Another example of beautiful abstracted representational painting is Crossing The Severn into Wales. A predominantly very pale blue canvas supports a wedge of russet hues while an intense white highlight glows on the ‘horizon’. It’s almost the bookend to the Henley painting – it’s all subdued and subtle tones…
In the sketchbooks there is a clear joy and skill in the use of collage and mixed media. This is reflected in pretty much all the paintings on show here.
The Savoy painting is clearly a painting of the Thames at night seen from above – painted and inked and drawn on heavy paper, which is layered with Savoy notepaper, tickets and torn pages from the Guardian.
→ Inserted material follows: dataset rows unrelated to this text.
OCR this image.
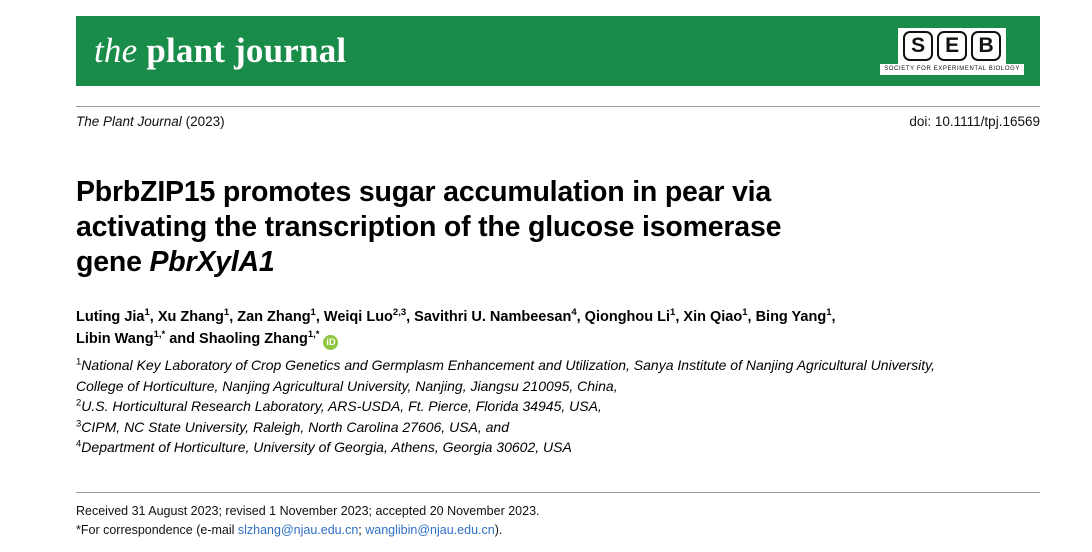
the plant journal	S E B
SOCIETY FOR EXPERIMENTAL BIOLOGY
The Plant Journal (2023)	doi: 10.1111/tpj.16569
PbrbZIP15 promotes sugar accumulation in pear via
activating the transcription of the glucose isomerase
gene PbrXylA1
Luting Jia$^1$, Xu Zhang$^1$, Zan Zhang$^1$, Weiqi Luo$^{2,3}$, Savithri U. Nambeesan$^4$, Qionghou Li$^1$, Xin Qiao$^1$, Bing Yang$^1$,
Libin Wang$^{1,*}$ and Shaoling Zhang$^{1,*}$iD
$^1$National Key Laboratory of Crop Genetics and Germplasm Enhancement and Utilization, Sanya Institute of Nanjing Agricultural University, College of Horticulture, Nanjing Agricultural University, Nanjing, Jiangsu 210095, China,
$^2$U.S. Horticultural Research Laboratory, ARS-USDA, Ft. Pierce, Florida 34945, USA,
$^3$CIPM, NC State University, Raleigh, North Carolina 27606, USA, and
$^4$Department of Horticulture, University of Georgia, Athens, Georgia 30602, USA
Received 31 August 2023; revised 1 November 2023; accepted 20 November 2023.
*For correspondence (e-mail slzhang@njau.edu.cn; wanglibin@njau.edu.cn).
There is a lot of detail to pieces like this – which repay close inspection. I can’t help feeling that leaving the words ‘Big Lottery Fund’ clearly in view is not a chance, that there is a story or message…
The ‘accidental’ use of objects is most evident in Shirehampton Sandpipers Stillness – one of the very large canvases. A depiction of a tidal river on a large canvas – the foreshore is depicted in paint and a large encrusted assemblage of rubbish from (one assumes) the same stretch of river. It’s thick and gaudy, making clever use of the primary colours of plastic litter – and objects like a golf ball, lids, a child’s plastic balloon holder and packaging. Again the packaging appears to have been chosen quite deliberately. Words like ‘house’, ‘plastic’, ‘warning’, ‘fishes’ and ‘newt’ are placed to be visible if you look – they are intended as environmental messages – an important part of Kurt Jackson’s work with rivers – ‘metaphors for life itself’ as he describes them.
It’s fascinating to get as close as this to paintings on this scale. They look great from a distance – and are brilliant and bizarre in detail. I made the note “demented plasterer” (in a good way) after close inspection of a few of these big canvases. Watching a few of the films on offer of Kurt Jackson at work I wasn’t wrong. For some of these large canvases (laid out on the riverbank) – he can be seen applying paint and mud with sticks, cardboard and his wellies. The videos in some ways reminded me of the films of Jackson Pollock at work – but without the self-regard.
I don’t like labeling artists with comparisons, necessarily. But I’ll make an exception – the over-riding impression I had was of Pollock meeting Turner head on – with the English landscapes of Turner coming out on top.
This exhibition is well worth a visit or three.
Kurt Jackson: River is at Plymouth City Museum to July 10.